Find out about our top tips:
You should have got a feel for what to wear at work during the interview process. If not, or if you are unsure, call ahead to ask for clarification. Remember that first impressions count, so if in doubt, dress smartly and continue to do so for at least your first 90 days.
On your first day, be sure you know where you have to go and allow plenty of time for your journey.
Don't be a clock-watcher. Remember that rushing out of your workplace at the end of the day looks really bad – check to see if anyone needs anything before you go.
To help you settle into your new job, most companies will use your first day or two as an induction to introduce you to the company, its policies and the way it operates. You will also get to meet the people you will be working with and better understand what you will be doing on a day-to-day basis. Use the opportunity to ask questions, clarify priorities and raise concerns.
Don't just take a break or go on lunch without checking first – you never know if an urgent deadline has come in or if someone needs your assistance. If you go to get a drink – it's nice just to check if anyone wants anything.
When you go to lunch or a break, ask someone. Apart from the fact that your manager is entitled to know where you are in working hours, if there is a fire drill while you are out, you must be accounted for. Also, in the event of a real emergency, your failure to communicate could cause someone to put themselves in danger unnecessarily.
Be proactive – if you have finished the work you've been given, seek out other tasks to complete or ask if anyone needs your help.
Keep your mobile phone on silent during office hours and do not disappear off to make long personal phone calls. Don't text or play with your phone during working hours.
Make sure you take notes in meetings (even if you don't think you need to!) and ask for help if you don't understand. Expect to get feedback on your performance in your first 90 days and take any criticism positively; learn from the experience of those around you and keep trying to progress. If feedback is not forthcoming, don't be afraid to ask for it.

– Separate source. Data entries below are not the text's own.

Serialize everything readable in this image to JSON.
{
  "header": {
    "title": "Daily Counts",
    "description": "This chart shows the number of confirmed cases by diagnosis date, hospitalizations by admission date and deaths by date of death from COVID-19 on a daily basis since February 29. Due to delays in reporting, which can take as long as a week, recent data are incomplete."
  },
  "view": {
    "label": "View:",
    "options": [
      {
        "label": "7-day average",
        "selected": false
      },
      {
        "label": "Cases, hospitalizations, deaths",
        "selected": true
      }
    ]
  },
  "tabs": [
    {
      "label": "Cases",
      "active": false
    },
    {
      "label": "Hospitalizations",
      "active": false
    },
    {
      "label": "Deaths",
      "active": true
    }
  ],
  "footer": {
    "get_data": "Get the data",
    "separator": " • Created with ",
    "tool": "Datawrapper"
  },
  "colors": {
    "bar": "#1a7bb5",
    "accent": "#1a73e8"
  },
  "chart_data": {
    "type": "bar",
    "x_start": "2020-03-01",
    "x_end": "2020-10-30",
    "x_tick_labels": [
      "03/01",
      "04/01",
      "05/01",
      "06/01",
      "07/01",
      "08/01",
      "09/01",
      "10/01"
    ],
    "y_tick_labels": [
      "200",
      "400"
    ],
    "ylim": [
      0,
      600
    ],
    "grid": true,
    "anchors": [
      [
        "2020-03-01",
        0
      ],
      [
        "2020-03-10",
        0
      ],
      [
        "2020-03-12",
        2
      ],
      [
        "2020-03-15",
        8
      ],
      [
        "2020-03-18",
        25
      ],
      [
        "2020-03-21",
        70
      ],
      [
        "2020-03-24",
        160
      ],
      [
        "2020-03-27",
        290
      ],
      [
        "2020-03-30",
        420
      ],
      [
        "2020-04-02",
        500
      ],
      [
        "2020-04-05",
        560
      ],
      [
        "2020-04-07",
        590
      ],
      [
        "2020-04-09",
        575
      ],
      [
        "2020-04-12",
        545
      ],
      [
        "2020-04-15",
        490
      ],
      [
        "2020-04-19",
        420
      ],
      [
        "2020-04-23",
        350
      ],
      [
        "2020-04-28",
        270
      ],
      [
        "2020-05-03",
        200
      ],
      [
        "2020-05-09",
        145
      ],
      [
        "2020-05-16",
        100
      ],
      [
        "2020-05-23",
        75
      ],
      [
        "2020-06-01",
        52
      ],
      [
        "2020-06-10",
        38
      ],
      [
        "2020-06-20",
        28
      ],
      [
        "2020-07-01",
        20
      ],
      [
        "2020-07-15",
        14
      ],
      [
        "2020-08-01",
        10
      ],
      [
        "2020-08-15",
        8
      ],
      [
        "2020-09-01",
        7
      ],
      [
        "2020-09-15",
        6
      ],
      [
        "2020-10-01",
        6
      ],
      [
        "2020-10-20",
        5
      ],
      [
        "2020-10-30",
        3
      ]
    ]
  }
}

Be polite, smile and try to remember the names of the people you meet. Don't alienate anyone by your behaviour and do try to meet people from different departments – you never know when you will need them! Make time to meet key people at all levels, above and below.
Employers can look you up online just like anyone else and so keep your personal and professional online personas separate and wisely control what can be easily accessed about you online. Think carefully about the content you are happy for anyone to see (on Facebook and blogs etc) and what is best saved for friends.
There have been incidents where graduates have been offered jobs, employers have seen their profiles and the offer was actually withdrawn – so be careful as it could happen to you.
You may have lots of new ideas in your first few weeks at work and want to suggest different ways of doing things. That's great, but take your time first to judge the lay of the land and the company's culture. As a guiding principle, take any advice you can get in the early days and don't offer too many opinions.
As an employee, you should receive an employment contract within two months of starting work. This will set down your main terms and conditions of employment: your rate of pay, how many days holiday you will get, your hours of work, etc. Your employer will need to check your right to work legally in the UK so you will need to bring your passport and work permit (if applicable) on your first day. Keep a copy of the signed contract in a safe place.
It is likely that your employment will be subject to a three or six month probationary period, during which your performance in the job will be monitored and reviewed to make sure you are suitable for the job.
At the end of the probationary period, your manager should have a meeting with you to let you know if you have successfully completed your probationary period. Different contractual terms (such as a longer notice period or perhaps a salary review) may apply on successful completion of the probationary period. Read your contract and ask if unsure.
Take part in social activities offered by your new company: they are a great way to get to know everyone better, make friends and feel like part of the team. If you don't feel comfortable with events involving alcohol then make other people aware of why that is the case and try to arrange something (going to a restaurant, a sporting activity) which is not centred around drinking.
If you have a P45 from a previous job, bring it with you on your first day. If you do not have a P45, ask your employer for a P46 form. You will need a P45 or P46 in order to be taxed at the correct rate.
If you're a student and you have a job, you'll have to pay National Insurance and Income Tax if you earn over a certain amount within a tax year.
Most employees are paid directly into their bank accounts and so bring your bank account details with you.
You employer is required to issue you with an itemised pay slip, which you should keep for your records.